Jq Json Processor
PassAudited by ClawScan on May 1, 2026.
Overview
This skill is a straightforward jq helper with disclosed, purpose-aligned command examples and no evidence of hidden behavior.
This appears safe to install if you want jq help. Be careful with examples that write back to files, and install jq from a trusted package source.
Findings (2)
Artifact-based informational review of SKILL.md, metadata, install specs, static scan signals, and capability signals. ClawScan does not execute the skill or run runtime probes.
If a user or agent applies these examples to important files, local JSON or project files could be changed.
This example shows jq being combined with shell redirection and mv to overwrite a local project file. It is clearly documented and purpose-aligned, but users should notice that running similar commands can modify files.

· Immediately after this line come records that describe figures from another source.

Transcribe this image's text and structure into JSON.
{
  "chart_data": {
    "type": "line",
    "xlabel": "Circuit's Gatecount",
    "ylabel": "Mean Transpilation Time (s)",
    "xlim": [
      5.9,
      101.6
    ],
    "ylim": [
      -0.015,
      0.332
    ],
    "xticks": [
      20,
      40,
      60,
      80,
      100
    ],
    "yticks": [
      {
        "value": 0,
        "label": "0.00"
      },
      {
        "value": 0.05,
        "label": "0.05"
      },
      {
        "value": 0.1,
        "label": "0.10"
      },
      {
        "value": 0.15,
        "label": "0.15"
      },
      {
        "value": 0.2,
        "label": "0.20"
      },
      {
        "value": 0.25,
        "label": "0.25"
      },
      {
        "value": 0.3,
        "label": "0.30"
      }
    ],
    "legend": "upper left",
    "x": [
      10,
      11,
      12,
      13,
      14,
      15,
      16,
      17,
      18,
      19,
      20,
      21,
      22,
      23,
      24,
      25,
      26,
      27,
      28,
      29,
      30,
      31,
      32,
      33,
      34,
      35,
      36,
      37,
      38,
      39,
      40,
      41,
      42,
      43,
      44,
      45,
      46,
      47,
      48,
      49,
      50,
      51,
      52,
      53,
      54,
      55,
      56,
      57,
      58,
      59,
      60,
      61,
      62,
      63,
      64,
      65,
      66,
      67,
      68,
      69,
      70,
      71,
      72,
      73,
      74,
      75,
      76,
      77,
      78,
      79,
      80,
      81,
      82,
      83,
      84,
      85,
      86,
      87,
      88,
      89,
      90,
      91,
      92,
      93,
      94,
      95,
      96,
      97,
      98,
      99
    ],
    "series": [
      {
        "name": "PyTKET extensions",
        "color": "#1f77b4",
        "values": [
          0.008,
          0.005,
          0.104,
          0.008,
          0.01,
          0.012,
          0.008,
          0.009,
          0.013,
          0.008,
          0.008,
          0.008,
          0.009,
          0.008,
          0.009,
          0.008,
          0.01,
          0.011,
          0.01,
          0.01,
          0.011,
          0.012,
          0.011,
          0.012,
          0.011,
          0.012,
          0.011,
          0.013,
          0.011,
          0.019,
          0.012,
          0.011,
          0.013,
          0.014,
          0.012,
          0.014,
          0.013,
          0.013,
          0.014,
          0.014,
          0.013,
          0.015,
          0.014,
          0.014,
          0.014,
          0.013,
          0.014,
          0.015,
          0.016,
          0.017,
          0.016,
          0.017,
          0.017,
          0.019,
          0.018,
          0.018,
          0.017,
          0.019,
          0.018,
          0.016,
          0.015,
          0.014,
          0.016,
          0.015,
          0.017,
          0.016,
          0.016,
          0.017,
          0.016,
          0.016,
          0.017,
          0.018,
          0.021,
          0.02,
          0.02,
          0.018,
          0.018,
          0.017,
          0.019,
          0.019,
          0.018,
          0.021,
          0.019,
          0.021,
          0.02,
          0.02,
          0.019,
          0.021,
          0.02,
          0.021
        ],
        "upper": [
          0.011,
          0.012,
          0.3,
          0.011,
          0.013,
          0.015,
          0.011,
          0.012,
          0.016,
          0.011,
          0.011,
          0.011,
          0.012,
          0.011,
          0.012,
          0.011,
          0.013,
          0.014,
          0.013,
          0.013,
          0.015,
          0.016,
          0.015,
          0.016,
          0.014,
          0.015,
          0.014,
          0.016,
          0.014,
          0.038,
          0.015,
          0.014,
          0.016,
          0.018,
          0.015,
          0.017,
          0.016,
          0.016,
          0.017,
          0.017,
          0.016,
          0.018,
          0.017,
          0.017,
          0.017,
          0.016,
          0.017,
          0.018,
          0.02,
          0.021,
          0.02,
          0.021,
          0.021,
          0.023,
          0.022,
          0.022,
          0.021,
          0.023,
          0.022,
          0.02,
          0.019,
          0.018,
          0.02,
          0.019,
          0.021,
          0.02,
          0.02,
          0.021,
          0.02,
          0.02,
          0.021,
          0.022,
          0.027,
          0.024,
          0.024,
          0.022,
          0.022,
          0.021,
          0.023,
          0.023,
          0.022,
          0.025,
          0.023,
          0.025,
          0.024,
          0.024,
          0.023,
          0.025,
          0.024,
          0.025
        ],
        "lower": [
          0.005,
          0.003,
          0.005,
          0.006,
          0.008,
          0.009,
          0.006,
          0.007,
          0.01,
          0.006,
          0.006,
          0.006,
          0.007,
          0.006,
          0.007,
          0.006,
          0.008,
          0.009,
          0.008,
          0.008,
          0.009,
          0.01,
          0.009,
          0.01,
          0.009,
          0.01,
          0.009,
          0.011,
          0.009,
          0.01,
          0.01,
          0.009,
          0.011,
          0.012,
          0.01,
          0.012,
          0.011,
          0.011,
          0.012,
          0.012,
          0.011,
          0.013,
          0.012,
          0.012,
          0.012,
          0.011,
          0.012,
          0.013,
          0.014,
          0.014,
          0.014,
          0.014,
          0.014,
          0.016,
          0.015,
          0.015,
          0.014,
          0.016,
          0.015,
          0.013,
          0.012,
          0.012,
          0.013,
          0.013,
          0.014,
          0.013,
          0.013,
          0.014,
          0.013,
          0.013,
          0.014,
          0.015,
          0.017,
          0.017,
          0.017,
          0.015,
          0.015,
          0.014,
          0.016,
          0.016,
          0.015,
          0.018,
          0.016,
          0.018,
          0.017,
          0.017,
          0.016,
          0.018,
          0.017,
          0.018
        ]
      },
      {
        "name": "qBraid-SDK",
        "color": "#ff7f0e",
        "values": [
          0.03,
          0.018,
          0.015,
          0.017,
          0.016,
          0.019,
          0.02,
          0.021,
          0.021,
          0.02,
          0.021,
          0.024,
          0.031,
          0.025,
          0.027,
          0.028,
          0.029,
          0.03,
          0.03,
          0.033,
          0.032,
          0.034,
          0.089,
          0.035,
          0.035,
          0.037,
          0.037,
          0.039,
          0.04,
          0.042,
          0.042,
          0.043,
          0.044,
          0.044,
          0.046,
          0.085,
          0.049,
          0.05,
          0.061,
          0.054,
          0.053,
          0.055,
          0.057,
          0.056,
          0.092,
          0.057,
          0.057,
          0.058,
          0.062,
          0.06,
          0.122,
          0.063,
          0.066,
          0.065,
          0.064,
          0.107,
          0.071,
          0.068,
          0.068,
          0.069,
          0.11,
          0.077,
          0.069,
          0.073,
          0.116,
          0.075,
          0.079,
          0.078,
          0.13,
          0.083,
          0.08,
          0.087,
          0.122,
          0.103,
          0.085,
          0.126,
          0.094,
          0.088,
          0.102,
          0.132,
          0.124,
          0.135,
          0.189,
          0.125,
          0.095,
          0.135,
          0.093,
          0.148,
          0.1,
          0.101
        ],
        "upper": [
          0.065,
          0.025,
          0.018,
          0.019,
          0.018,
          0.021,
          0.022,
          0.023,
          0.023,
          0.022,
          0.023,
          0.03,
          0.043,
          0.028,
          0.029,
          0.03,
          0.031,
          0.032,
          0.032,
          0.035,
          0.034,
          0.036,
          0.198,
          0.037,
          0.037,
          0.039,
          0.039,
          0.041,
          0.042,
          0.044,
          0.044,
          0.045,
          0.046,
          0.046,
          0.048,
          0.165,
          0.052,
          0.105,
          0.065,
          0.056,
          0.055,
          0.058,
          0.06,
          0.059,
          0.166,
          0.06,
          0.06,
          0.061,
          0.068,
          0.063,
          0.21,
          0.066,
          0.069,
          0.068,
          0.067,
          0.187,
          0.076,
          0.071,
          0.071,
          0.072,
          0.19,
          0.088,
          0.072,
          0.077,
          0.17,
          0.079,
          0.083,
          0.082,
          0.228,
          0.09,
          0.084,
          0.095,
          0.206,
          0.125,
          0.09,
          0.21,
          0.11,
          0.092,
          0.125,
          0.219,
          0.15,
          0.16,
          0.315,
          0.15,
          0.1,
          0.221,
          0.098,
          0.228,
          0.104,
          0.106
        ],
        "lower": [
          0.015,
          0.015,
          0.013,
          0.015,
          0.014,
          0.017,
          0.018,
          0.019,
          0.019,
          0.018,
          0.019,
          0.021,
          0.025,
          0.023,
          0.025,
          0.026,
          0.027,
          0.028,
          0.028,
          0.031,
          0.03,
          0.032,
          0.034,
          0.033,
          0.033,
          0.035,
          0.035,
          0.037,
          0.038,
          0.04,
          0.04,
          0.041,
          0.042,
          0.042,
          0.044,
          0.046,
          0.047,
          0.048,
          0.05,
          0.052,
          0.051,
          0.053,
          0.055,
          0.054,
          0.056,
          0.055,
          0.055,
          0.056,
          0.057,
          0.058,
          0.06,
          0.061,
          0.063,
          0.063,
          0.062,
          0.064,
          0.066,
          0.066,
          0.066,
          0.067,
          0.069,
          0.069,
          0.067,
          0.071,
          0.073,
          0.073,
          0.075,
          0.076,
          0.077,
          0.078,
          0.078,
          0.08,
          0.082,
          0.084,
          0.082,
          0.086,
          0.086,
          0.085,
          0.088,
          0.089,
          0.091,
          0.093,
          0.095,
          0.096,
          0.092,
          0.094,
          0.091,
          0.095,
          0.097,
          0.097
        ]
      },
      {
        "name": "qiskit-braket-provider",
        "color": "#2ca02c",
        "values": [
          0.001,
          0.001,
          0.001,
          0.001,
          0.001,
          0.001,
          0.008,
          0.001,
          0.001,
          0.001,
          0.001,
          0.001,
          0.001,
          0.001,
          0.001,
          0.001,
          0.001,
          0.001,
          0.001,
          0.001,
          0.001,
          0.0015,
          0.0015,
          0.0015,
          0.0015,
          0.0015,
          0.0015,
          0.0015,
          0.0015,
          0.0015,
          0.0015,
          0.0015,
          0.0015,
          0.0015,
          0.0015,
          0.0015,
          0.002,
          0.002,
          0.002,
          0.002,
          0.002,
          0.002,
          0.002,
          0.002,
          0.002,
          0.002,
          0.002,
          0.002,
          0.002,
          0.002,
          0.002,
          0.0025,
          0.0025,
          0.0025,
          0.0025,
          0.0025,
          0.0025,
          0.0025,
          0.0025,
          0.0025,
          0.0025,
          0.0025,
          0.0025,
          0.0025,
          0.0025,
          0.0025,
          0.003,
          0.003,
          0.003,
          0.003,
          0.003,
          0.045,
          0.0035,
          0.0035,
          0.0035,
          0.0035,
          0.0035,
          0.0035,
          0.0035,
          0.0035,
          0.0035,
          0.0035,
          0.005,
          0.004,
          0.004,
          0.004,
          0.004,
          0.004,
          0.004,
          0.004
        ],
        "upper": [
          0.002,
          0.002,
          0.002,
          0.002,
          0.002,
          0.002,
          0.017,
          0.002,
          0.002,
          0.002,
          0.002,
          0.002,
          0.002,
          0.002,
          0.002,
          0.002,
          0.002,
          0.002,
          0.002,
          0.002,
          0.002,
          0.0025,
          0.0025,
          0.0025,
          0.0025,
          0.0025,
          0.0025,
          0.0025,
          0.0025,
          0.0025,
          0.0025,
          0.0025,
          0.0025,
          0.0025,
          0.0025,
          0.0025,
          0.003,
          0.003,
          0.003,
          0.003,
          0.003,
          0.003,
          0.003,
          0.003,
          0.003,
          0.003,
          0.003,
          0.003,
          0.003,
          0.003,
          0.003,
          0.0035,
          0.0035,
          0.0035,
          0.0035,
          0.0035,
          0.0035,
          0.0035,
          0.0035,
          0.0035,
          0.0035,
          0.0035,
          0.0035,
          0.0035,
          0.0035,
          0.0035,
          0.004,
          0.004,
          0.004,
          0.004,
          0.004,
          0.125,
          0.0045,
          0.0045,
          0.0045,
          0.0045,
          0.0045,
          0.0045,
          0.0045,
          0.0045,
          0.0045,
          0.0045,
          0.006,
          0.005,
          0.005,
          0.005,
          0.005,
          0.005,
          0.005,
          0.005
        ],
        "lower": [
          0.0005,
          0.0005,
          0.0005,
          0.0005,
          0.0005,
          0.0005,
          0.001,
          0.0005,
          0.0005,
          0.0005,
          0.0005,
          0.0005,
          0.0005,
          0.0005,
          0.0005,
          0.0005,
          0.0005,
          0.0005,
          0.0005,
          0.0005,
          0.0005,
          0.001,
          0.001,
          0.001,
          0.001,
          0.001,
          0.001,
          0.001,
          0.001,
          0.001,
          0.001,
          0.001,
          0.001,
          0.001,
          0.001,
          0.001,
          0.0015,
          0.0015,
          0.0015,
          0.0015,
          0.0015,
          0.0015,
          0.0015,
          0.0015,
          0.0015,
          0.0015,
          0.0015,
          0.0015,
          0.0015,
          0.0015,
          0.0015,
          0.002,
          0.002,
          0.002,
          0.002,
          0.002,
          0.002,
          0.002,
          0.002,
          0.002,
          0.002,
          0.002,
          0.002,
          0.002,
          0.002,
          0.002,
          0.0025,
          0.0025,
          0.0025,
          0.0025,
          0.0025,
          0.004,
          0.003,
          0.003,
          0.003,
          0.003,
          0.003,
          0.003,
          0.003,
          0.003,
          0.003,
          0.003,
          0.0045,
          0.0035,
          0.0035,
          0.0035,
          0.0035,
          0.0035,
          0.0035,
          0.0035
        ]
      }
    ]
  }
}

jq '.version = "2.0"' package.json > package.json.tmp && mv package.json.tmp package.json
Review file-modifying jq commands before running them, use temporary outputs or backups for important files, and confirm the target path is correct.
The skill relies on the locally installed jq package being trustworthy and available.
The skill depends on installing the external jq binary via a package manager. This is expected for a jq skill and no suspicious installer behavior is shown.
brew | formula: jq | creates binaries: jq
Install jq from a trusted package manager or official source and keep it updated.